Is this a case where some interpreters do one thing and some another, and the standard drew a compromise? Or was the behavior of those early interpreters a bug which the standard sought to correct? Or is the standard in error? The last seems most likely to me. I don’t know, but something is definitely odd here.

I tried with the Sorcerer’s interpreter under Dos who does an interesting thing: for a value of 8 in text->0, I can indeed type 8 characters (a-h) that appear on the screen, but I can’t validate my input with Enter. I have to delete a character (h), and then I can press Enter.

Ah, that is actually what I see too. The enter key won’t register if the buffer is completely full, so the interpreter will never write past the initial length. When running Zork Release 88 in DOS the value in byte0 is 0x64 (100 decimal) during the first read. This is too large to test because input won’t go past a single line, so editing the initial value to a smaller number before running produces the behavior you describe.

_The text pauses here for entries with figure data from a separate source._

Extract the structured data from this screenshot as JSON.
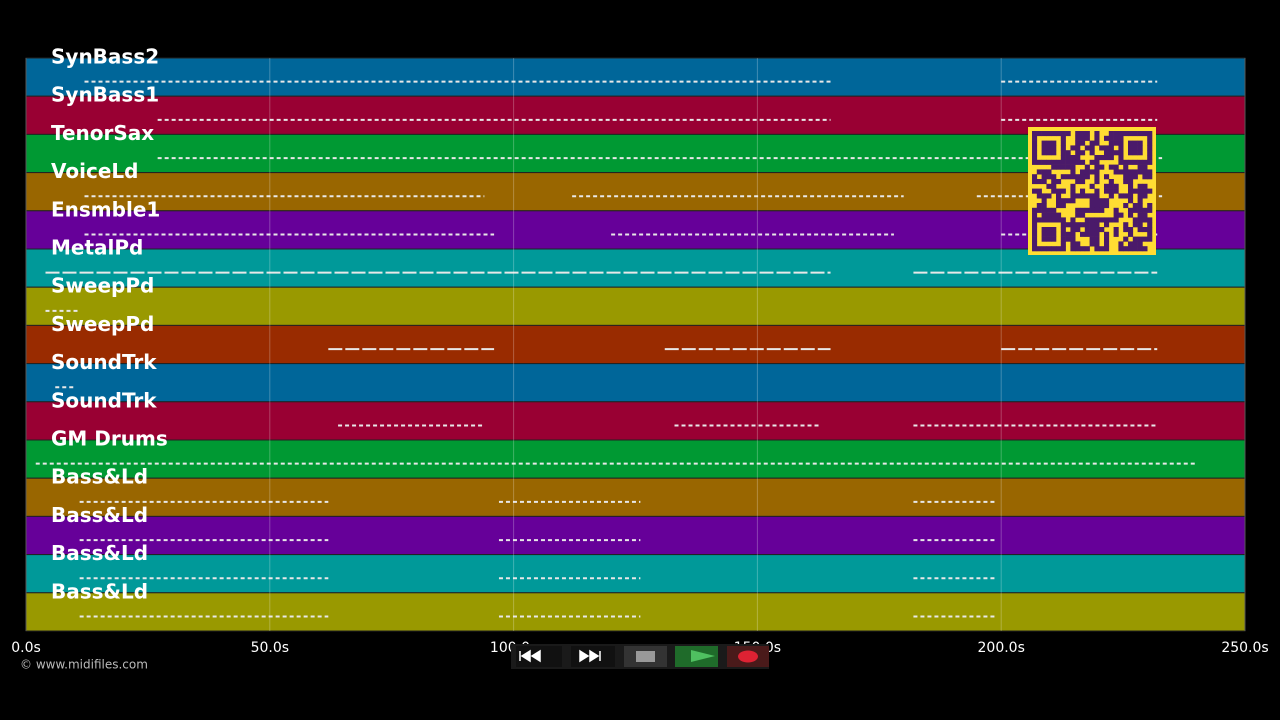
{
  "tracks": [
    {
      "name": "SynBass2",
      "color": "#006699"
    },
    {
      "name": "SynBass1",
      "color": "#990033"
    },
    {
      "name": "TenorSax",
      "color": "#009933"
    },
    {
      "name": "VoiceLd",
      "color": "#996600"
    },
    {
      "name": "Ensmble1",
      "color": "#660099"
    },
    {
      "name": "MetalPd",
      "color": "#009999"
    },
    {
      "name": "SweepPd",
      "color": "#999900"
    },
    {
      "name": "SweepPd",
      "color": "#992b00"
    },
    {
      "name": "SoundTrk",
      "color": "#006699"
    },
    {
      "name": "SoundTrk",
      "color": "#990033"
    },
    {
      "name": "GM Drums",
      "color": "#009933"
    },
    {
      "name": "Bass&Ld",
      "color": "#996600"
    },
    {
      "name": "Bass&Ld",
      "color": "#660099"
    },
    {
      "name": "Bass&Ld",
      "color": "#009999"
    },
    {
      "name": "Bass&Ld",
      "color": "#999900"
    }
  ],
  "axis": {
    "ticks": [
      "0.0s",
      "50.0s",
      "100.0s",
      "150.0s",
      "200.0s",
      "250.0s"
    ]
  },
  "footer": {
    "copyright": "© www.midifiles.com"
  }
}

So it would seem the number of characters that may be typed, including the enter key, is equal to the value in byte0, but this leads to the possible case of not being able to press enter because the buffer is full. If we say the interpreter can only accept one less than this then the issue of having to delete before pressing enter is avoided. This is probably what the spec was trying to accomplish, but got the wording wrong.

A 1984 version of the Infocom spec says this:

Reads and parses a line of input. Table1 is the buffer used
to store the characters read. The first byte (read-only) of
this table contains the length of the rest of the buffer
where the input string is stored.

READ reads text until the buffer is full or until it
encounters a newline character.

The V4 spec adds

READ reads text until it encounters a newline character.
If the buffer is full, the CORRECT action would be to ring the
bell when additional characters are typed. Other actions (like
an assumed newline) are considered inferior implementations and
should be avoided where possible.

The zero terminator does not seem to be mentioned, but clearly it’s there.

If ‘n’ is the value in byte 0, only ‘n’-1 characters are accepted, and the buffer has to be n+1 characters long. Whether the interpreter accepts ‘n’ characters and then refuses all further input, or accepts ‘n’ - 1 characters and then refuses anything but a terminating character, matters only in V4, when the interrupt routine may see the input before termination.

Posted an issue to the spec Github repo:

I’ll look at fixing ZVM, shouldn’t be too complex.

Nice observation. I hadn’t realized the possibility that this difference could be observed by the game.

Fixed the bug and updated the pull request for Lectrote.

This should be fixed in Lectrote 1.4.